NA ja, wenn du die läääänger hältern willst, brauchst du auf jeden Fall ne Pumpe! Die Modelle mit Batterie+12 V fürs Auto kosten halt ein wenig mehr  Die "normalen" nur mit Batteriebetrieb gibst schon für ca 5 EUR zu kaufen ( z.B. Askari ) .... ich hab auf meiner Terrasse ne Gartentonne stehen in der ich eine Pumpe mit Fillter habe - keine Sauerstoffpumpe in dem Sinne, aber durch den Wasserstrahl kommt genug Sauerstoff in die Tonne und die Köfis halten sich wunderbar recht lange Zeit ... 
  --------------------------------------------------------------------------
  keine Ahnung ob deine BAstelei funktioniert - ausprobieren .... :m


----------



## Basi8811 (29. Juli 2004)

*AW: Sauerstoffpumpe ganz einfach*

Ich bräuchte schon eine, die ich so betreiben kann.
Aber auch nicht die speziellen "Angelsauerstoffpumpen".

Denn wir fahren öfters für ne Woche lang auf Waller fischen und das überall hin.
Die sterben sonst und die im ersten Post genannte Sauerstoffpumpe könnte ich auch zum hältern zu Hause benutzen.


----------



## heinzrch (29. Juli 2004)

*AW: Sauerstoffpumpe ganz einfach*

Hallo,

ich schwöre auf die Schego Pumpen. Ich hab sie sowohl in 220V und in 12V Ausführung.
Die 12V Schego ist eine richtige Membranpumpe mit einer Wechselrichterschaltung.
d.h. im Gegensatz zu den billig-Pumpen funktioniert sie wie ne "richtige" Membranpumpe und hat ne Super Leistung.
Anstelle des Zigarettenanzünderadapters lassen sich auch Klemmen anbringen.

Ein normaler Wechselrichter mit ner 22oV Pumpe funktioniert auch, ist aber teurer (es sei denn du hast bereits nen Wechselrichter).


----------



## sebastian (29. Juli 2004)

*AW: Sauerstoffpumpe ganz einfach*

kauf dir nen strohalm und blas  sorry aber das musst sein


----------



## heinzrch (29. Juli 2004)

*AW: Sauerstoffpumpe ganz einfach*

ach, ja

das mit der 12V Pumpe macht natürlich in erster Linie Sinn, wenn das Auto in der Nähe steht.
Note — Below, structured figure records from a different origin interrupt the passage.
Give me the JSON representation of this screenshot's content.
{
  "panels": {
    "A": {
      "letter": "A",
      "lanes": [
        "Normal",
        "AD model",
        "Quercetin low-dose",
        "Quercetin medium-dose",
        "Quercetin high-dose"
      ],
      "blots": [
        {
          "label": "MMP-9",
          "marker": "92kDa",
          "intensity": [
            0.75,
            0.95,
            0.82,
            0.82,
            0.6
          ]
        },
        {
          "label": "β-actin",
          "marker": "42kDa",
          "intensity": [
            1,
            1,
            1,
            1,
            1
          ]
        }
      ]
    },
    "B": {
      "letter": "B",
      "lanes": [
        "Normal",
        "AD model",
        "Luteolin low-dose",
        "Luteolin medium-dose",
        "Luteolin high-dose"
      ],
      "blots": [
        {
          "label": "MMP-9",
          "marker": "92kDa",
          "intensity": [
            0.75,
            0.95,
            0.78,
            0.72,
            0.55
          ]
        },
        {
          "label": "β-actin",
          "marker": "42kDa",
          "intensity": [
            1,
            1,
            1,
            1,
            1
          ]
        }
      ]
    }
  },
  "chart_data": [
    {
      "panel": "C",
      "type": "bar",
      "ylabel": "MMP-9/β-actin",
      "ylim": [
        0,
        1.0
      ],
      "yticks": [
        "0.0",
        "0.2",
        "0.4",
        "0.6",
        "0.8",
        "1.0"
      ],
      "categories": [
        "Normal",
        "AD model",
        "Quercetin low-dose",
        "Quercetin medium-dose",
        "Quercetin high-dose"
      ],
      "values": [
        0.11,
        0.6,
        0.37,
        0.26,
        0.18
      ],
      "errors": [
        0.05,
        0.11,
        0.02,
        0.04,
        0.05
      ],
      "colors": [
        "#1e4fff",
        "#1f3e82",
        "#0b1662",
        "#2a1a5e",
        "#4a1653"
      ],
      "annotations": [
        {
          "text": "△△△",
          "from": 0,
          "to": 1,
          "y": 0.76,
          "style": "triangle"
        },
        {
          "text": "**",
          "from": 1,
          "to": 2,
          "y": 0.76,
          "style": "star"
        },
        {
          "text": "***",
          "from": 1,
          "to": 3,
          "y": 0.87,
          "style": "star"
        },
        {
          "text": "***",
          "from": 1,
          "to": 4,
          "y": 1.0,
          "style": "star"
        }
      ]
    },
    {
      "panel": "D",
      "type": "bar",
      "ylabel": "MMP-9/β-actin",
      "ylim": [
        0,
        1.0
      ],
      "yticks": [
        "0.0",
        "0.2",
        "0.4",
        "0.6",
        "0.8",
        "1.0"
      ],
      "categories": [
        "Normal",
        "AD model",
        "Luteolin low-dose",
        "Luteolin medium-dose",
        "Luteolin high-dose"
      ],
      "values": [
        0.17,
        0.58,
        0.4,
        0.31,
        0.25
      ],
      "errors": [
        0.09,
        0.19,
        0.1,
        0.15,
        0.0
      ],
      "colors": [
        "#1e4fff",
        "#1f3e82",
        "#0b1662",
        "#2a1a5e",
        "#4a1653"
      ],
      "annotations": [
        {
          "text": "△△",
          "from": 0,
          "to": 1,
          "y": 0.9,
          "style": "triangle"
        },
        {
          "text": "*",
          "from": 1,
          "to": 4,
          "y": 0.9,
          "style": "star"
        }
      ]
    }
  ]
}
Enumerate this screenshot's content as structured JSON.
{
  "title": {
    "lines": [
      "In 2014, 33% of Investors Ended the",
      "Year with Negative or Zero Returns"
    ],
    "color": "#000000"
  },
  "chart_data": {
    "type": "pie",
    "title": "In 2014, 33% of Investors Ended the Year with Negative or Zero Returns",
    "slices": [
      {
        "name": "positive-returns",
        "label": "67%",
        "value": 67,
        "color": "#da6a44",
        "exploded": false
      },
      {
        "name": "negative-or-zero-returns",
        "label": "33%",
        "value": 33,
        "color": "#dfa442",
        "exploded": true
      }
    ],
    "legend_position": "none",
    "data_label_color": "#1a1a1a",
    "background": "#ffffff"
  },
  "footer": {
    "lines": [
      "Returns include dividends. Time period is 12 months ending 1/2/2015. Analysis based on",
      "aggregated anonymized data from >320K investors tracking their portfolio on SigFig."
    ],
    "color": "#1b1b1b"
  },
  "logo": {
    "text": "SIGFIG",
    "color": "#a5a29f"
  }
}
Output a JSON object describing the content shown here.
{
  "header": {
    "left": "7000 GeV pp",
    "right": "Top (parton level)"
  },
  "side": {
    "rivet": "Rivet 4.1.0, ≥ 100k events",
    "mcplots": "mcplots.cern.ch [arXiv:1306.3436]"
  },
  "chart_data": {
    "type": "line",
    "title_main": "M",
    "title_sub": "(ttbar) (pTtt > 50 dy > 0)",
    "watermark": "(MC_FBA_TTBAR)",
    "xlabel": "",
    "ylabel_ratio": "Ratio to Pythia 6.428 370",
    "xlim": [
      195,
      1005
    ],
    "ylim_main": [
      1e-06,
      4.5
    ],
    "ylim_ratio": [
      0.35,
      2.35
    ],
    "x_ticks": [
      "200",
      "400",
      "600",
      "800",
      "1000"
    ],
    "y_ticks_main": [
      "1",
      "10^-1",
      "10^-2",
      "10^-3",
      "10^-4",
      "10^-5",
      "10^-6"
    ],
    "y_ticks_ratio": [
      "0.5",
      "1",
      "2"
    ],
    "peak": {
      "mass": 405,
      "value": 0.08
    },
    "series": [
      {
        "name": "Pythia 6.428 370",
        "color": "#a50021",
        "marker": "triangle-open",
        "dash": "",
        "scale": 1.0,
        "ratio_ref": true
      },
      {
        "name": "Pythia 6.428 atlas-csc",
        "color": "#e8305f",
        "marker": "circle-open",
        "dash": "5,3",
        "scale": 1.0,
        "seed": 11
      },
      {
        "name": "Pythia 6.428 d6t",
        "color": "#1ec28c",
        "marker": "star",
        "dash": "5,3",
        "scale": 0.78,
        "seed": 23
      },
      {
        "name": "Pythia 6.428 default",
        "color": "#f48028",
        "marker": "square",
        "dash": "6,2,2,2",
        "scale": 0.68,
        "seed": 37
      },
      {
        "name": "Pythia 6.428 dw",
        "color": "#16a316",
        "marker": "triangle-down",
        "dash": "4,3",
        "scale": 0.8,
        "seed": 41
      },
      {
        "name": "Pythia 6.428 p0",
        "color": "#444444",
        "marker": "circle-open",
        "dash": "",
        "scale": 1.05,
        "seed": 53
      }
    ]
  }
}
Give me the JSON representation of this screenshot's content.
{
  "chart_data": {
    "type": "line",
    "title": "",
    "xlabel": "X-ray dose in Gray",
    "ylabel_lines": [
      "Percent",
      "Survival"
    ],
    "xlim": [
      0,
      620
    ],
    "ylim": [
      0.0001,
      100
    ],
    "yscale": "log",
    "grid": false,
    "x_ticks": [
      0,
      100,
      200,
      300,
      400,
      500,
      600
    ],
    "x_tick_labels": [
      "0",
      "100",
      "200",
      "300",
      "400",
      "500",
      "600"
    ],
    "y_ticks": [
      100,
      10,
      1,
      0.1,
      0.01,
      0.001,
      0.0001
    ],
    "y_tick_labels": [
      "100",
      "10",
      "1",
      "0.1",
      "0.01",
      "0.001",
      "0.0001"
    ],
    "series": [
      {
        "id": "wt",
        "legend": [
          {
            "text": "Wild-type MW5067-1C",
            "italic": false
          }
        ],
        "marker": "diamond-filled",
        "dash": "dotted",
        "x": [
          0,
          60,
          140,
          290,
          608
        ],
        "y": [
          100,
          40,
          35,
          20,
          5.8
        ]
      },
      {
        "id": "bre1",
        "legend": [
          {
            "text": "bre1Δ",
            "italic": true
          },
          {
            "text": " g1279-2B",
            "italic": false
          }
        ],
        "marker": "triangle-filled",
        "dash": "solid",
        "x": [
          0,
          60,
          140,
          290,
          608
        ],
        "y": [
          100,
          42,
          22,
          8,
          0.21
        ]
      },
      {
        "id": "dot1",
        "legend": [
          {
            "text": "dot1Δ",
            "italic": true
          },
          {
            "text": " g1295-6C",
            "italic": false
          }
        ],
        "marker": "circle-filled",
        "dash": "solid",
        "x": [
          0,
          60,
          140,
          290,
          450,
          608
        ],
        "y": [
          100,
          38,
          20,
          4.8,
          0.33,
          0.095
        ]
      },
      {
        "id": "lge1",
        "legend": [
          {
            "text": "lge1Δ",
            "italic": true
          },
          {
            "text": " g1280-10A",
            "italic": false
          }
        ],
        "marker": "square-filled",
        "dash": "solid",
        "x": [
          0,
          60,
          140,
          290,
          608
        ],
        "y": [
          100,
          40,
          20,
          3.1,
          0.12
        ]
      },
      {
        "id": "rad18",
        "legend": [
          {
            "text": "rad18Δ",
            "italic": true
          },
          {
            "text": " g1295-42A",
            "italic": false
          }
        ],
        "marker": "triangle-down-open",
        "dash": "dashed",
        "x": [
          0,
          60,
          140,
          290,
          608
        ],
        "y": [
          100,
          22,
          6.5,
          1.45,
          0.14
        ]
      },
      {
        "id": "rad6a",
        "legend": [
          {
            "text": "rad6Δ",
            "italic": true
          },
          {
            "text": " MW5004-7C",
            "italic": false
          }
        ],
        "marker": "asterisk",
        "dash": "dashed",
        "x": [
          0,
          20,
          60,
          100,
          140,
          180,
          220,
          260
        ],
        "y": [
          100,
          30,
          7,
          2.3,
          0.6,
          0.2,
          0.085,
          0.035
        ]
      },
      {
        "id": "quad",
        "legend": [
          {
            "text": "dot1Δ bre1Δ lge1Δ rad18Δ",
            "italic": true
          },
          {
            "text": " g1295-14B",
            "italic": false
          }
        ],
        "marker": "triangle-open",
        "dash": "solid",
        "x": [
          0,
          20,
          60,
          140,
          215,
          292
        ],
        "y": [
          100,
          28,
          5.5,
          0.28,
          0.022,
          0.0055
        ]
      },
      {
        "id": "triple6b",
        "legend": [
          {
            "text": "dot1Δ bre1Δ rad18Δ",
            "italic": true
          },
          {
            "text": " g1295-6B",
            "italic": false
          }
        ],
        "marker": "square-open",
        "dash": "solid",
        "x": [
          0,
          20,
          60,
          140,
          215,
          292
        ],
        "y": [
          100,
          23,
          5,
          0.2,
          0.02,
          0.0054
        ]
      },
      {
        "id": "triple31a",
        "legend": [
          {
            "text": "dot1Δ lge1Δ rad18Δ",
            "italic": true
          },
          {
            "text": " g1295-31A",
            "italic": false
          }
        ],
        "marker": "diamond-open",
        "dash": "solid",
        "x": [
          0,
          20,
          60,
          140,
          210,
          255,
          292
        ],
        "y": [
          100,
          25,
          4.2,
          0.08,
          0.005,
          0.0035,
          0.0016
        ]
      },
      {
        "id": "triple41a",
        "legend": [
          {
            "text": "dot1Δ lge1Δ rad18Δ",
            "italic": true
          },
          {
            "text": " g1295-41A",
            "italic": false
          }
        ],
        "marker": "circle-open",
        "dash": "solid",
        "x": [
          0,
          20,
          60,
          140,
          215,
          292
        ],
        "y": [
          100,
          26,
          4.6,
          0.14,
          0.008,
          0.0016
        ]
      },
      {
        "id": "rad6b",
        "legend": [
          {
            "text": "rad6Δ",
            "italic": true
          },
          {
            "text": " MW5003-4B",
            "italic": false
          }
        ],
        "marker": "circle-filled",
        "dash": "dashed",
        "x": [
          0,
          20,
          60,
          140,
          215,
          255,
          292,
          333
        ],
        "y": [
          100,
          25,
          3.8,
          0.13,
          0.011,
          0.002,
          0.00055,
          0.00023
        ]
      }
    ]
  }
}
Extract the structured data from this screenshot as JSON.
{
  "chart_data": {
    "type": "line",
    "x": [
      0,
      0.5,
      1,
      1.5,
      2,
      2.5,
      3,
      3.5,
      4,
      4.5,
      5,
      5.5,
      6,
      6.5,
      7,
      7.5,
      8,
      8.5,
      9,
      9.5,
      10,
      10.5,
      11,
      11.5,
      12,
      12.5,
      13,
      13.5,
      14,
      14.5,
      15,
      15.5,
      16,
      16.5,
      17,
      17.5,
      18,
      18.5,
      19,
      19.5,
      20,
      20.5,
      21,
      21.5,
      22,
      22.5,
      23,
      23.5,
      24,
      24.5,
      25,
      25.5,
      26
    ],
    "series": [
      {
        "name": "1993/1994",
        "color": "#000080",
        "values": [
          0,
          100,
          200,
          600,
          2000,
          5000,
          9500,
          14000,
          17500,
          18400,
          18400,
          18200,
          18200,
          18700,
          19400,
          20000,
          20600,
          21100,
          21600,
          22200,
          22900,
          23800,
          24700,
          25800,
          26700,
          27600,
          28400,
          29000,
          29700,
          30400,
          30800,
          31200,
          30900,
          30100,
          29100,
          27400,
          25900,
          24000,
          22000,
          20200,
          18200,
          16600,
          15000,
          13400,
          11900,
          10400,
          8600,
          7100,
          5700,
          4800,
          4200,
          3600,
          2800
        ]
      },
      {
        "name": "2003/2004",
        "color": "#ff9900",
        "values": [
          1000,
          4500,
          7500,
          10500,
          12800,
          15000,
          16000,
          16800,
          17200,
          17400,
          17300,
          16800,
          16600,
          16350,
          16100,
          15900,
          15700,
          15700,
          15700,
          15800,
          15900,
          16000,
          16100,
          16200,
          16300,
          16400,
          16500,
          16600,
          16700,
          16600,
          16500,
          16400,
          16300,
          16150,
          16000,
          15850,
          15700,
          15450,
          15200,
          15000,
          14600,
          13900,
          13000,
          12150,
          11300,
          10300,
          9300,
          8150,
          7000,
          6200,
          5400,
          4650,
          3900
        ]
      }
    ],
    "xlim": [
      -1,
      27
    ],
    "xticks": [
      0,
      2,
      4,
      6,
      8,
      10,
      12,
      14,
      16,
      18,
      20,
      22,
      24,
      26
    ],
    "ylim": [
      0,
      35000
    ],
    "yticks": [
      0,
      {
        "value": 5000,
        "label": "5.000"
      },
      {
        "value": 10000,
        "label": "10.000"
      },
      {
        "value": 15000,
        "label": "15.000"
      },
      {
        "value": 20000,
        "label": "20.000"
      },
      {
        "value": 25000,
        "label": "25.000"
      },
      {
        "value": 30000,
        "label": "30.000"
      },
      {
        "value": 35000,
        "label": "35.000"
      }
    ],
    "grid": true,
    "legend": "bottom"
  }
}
Die Leistungsaufnahme der Pumpe ist sehr gering, sodaß man tagelang die Pumpe laufen lassen kann, ohne daß die Batterie leer wird.
Wenn du so ne Schego-Pumpe ohne Auto am Wasser in Betrieb nehmen willst, dann langt ne kleine Motorradbatterie, am besten so ne Blei-Gel Batterie mit 4 - 7 Ah Kapazität locker aus (Batterien im Elektronik-versand, oft mal als Restposten !0 - 20 €)


----------



## Basi8811 (29. Juli 2004)

*AW: Sauerstoffpumpe ganz einfach*

Ok.
Blei-Gel Akku habe ich bereits fürs Echolot.
7,2AH.

Dann akufe ich mir halt ne 12V und ne 220~230V Pumpe.


----------



## acker_666 (29. Juli 2004)

*AW: Sauerstoffpumpe ganz einfach*

Das mit dem Wechselrichter geht auf jeden fall. Aber wie schon erwähnt musst du das Auto oder ein guter Accu in der Tasche haben. Noch ein Tip wenn du das Kabel verlängern willst. Nicht das Kabel auf der 12V seite verlängern, sondern nimm dir eine normale 220 V Verlängernung. Hinzu kommt noch, ich rede aus Erfahrung, hat man schon mal Strom will man den auch nutzten ! Ein Radio, eine Lampe .. u.s.w.. Vorsicht deine Autobatterie ist schneller leer als du denkst.


----------



## Bondex (1. August 2004)

*AW: Sauerstoffpumpe ganz einfach*

Kleiner Tip: In Deutschland ist das Hältern der Köderfische VERBOTEN!!


----------